Oxford, UK – 29 April 2009: Oxford BioMedica (LSE: OXB) announced today that it has entered into a new collaboration with sanofi-aventis to develop novel gene-based medicines, utilising the Company’s LentiVector® gene delivery technology, for the treatment of ocular diseases. Oxford BioMedica will receive an upfront payment of US$26 million (£18 million) and committed funding of up to a further US$24 million (£16 million) over three years. In addition, sanofi-aventis has an exclusive option for a worldwide licence to develop and commercialise four ocular products. If successful, Oxford BioMedica will receive further undisclosed license fees, milestone payments and royalties on product sales, the terms of which are consistent with other deals of this size and scope.
The initial payment from sanofi-aventis significantly strengthens Oxford BioMedica’s financial resources. As a result, with pro forma net cash1 as at 31 December 2008 of approximately £51 million, the Directors estimate that current cash is sufficient to support the Company’s operations into 2012.
Dr Marc Cluzel, Senior Vice President, Research and Development of sanofi-aventis, said: “Oxford BioMedica is a highly valued partner, and we respect their scientific expertise and highly skilled personnel. Our new collaboration in the field of ophthalmology complements our pipeline and overall strategy of developing innovative treatments for inadequately treated disease. The ability of Oxford BioMedica’s LentiVector technology to deliver genes into retinal cells efficiently and stably makes it a valuable system for gene-based approaches to ocular diseases. This collaboration is a key step in our strategy to expand our efforts in this field.”

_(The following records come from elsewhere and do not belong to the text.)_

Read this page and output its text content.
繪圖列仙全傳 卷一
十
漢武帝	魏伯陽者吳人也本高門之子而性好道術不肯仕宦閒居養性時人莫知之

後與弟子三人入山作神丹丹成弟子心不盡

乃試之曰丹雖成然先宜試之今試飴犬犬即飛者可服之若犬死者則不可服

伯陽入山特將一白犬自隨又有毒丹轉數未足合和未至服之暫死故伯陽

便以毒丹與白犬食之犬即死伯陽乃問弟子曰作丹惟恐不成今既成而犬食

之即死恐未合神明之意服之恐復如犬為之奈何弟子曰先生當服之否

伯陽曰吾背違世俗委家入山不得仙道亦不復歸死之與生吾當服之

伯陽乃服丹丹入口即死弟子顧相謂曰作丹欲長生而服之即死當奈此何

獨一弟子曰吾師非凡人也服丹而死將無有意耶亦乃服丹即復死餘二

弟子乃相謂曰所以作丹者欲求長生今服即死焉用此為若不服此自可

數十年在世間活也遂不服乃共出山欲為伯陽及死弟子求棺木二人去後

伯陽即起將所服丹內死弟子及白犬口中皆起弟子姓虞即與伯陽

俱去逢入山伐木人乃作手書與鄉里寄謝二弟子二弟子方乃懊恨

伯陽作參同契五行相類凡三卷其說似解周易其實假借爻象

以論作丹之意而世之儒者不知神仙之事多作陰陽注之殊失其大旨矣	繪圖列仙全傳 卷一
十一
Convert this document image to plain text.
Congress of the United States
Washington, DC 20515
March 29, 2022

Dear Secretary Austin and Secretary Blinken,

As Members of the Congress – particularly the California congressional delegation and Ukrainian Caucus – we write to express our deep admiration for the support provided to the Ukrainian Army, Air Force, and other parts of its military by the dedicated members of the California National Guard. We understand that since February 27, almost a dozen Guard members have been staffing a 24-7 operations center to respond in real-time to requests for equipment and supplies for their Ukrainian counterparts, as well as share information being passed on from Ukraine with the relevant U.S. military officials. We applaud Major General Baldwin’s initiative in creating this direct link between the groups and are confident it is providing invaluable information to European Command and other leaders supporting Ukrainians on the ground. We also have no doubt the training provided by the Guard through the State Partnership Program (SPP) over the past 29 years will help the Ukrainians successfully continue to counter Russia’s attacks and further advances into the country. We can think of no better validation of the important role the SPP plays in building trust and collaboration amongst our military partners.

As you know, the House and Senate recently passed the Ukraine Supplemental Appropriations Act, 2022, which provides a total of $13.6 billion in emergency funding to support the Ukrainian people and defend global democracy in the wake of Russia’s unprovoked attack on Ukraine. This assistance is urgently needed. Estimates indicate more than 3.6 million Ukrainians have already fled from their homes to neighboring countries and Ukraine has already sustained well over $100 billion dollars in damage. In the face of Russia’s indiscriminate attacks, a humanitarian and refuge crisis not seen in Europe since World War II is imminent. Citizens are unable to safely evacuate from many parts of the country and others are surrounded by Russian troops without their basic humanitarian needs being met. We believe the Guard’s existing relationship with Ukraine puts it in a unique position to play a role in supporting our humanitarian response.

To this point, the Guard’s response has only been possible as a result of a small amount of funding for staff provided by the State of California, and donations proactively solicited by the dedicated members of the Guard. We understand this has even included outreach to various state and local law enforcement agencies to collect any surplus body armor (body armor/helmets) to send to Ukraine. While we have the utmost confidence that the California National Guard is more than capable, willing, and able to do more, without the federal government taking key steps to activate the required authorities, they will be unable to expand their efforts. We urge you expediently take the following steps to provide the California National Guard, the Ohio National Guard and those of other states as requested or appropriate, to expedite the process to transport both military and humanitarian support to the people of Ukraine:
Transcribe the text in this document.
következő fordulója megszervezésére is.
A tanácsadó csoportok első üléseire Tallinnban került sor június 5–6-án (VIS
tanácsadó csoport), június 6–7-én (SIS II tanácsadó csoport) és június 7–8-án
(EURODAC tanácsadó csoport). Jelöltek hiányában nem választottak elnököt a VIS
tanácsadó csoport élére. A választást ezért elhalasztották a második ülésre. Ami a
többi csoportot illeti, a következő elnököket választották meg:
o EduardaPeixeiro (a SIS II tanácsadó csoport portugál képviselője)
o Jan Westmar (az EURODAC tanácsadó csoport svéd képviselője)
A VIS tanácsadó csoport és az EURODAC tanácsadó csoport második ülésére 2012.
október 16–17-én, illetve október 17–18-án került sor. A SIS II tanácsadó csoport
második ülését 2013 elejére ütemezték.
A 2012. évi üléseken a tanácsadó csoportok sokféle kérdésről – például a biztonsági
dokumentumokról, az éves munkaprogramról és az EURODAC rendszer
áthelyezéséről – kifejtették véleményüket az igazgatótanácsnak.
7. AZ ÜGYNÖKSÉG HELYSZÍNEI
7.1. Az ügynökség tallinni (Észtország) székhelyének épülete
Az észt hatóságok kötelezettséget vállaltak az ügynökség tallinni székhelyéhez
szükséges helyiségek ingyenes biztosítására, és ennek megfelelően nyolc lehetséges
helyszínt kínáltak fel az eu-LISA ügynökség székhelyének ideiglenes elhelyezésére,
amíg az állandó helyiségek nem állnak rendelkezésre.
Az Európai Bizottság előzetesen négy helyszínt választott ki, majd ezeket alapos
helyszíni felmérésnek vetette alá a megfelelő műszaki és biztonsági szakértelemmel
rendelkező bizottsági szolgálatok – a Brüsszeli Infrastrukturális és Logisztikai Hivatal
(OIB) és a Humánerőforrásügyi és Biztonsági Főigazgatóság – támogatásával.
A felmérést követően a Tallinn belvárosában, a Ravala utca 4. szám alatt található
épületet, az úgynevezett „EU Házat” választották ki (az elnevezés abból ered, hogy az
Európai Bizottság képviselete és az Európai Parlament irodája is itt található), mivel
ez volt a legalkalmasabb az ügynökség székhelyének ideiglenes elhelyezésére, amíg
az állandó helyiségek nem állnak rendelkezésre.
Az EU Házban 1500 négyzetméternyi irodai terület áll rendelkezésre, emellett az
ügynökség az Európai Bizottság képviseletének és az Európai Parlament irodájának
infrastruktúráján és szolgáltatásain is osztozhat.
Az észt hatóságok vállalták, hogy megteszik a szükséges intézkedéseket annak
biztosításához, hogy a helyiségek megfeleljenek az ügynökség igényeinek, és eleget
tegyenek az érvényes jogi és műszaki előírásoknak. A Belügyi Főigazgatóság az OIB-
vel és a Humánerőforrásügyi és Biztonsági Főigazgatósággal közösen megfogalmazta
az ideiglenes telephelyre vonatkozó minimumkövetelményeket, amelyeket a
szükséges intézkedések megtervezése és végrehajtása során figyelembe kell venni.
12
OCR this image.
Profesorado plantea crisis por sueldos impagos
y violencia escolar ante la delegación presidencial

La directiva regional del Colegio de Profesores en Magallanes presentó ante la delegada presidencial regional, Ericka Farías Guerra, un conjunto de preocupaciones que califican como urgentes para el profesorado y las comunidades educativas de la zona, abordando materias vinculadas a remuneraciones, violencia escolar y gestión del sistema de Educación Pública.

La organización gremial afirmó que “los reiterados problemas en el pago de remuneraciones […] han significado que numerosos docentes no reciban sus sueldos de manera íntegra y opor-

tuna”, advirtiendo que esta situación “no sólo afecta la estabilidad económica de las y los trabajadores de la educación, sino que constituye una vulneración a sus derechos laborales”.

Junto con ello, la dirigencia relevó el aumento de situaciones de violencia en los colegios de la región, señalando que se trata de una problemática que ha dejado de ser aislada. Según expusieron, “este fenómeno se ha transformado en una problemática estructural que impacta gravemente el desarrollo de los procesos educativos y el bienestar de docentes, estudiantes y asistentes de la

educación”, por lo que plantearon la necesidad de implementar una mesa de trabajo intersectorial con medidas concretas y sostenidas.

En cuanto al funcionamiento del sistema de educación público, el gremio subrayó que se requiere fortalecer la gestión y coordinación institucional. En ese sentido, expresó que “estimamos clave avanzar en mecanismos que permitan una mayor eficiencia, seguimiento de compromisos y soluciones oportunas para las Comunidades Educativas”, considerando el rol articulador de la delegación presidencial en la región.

Commenting on the deal, Oxford BioMedica’s Chief Executive, John Dawson, said: “We are delighted to have entered a new collaboration with sanofi-aventis for the treatment of ocular diseases, which enables us to accelerate and expand our development activities in this area. This multi-product collaboration, combined with the encouraging data emerging from the Phase I/II trial of ProSavin® in Parkinson’s disease, validate the tremendous potential and value of our LentiVector platform across many indications. The broad scope of our new partnership is in line with the Company’s strategy of reducing risk and maximising the value of our assets. By strengthening our financial resources, we are well-positioned for further growth and will continue to build the Company through in-house and collaborative drug development.”
Dr Stephen Rose, Chief Research Officer of the Foundation Fighting Blindness, which is collaborating with Oxford BioMedica, said: “The Foundation Fighting Blindness, which is committed to driving research that can save and restore sight, is delighted that sanofi-aventis, as a major pharmaceutical company, is investing in the field. This new collaboration between Oxford BioMedica and sanofi-aventis gives even greater hope to patients and their families that novel gene-based therapies may soon be developed to treat their debilitating ocular diseases. We will continue to work closely with Oxford BioMedica and hope to contribute to the successful development of these exciting product opportunities.”
The new agreement covers four LentiVector-based product candidates in the field of ophthalmology: RetinoStat® for wet age-related macular degeneration, StarGen™ for Stargardt disease, UshStat™ for Usher syndrome 1B and EncorStat™ for corneal graft rejection. The four products are addressing key unmet medical needs. There are currently no existing treatments for Stargardt disease, Usher syndrome and corneal graft rejection. Oxford BioMedica has granted sanofi-aventis a license to develop the products, and an option for further development, manufacture and commercialisation on a worldwide basis.
Oxford BioMedica will be responsible for preclinical development and for conducting initial Phase I/II studies. Under the joint development plan, the companies aim to advance all four product candidates into Phase I/II development within three years. At any time prior to or within a defined period after completion of each Phase I/II study, sanofi-aventis can exercise its option to license the products and will then assume responsibility for ongoing activities. Sanofi-aventis also has rights to broaden its license to develop the four products in additional indications, and has rights of first refusal to license other LentiVector-based products for the treatment of ocular diseases.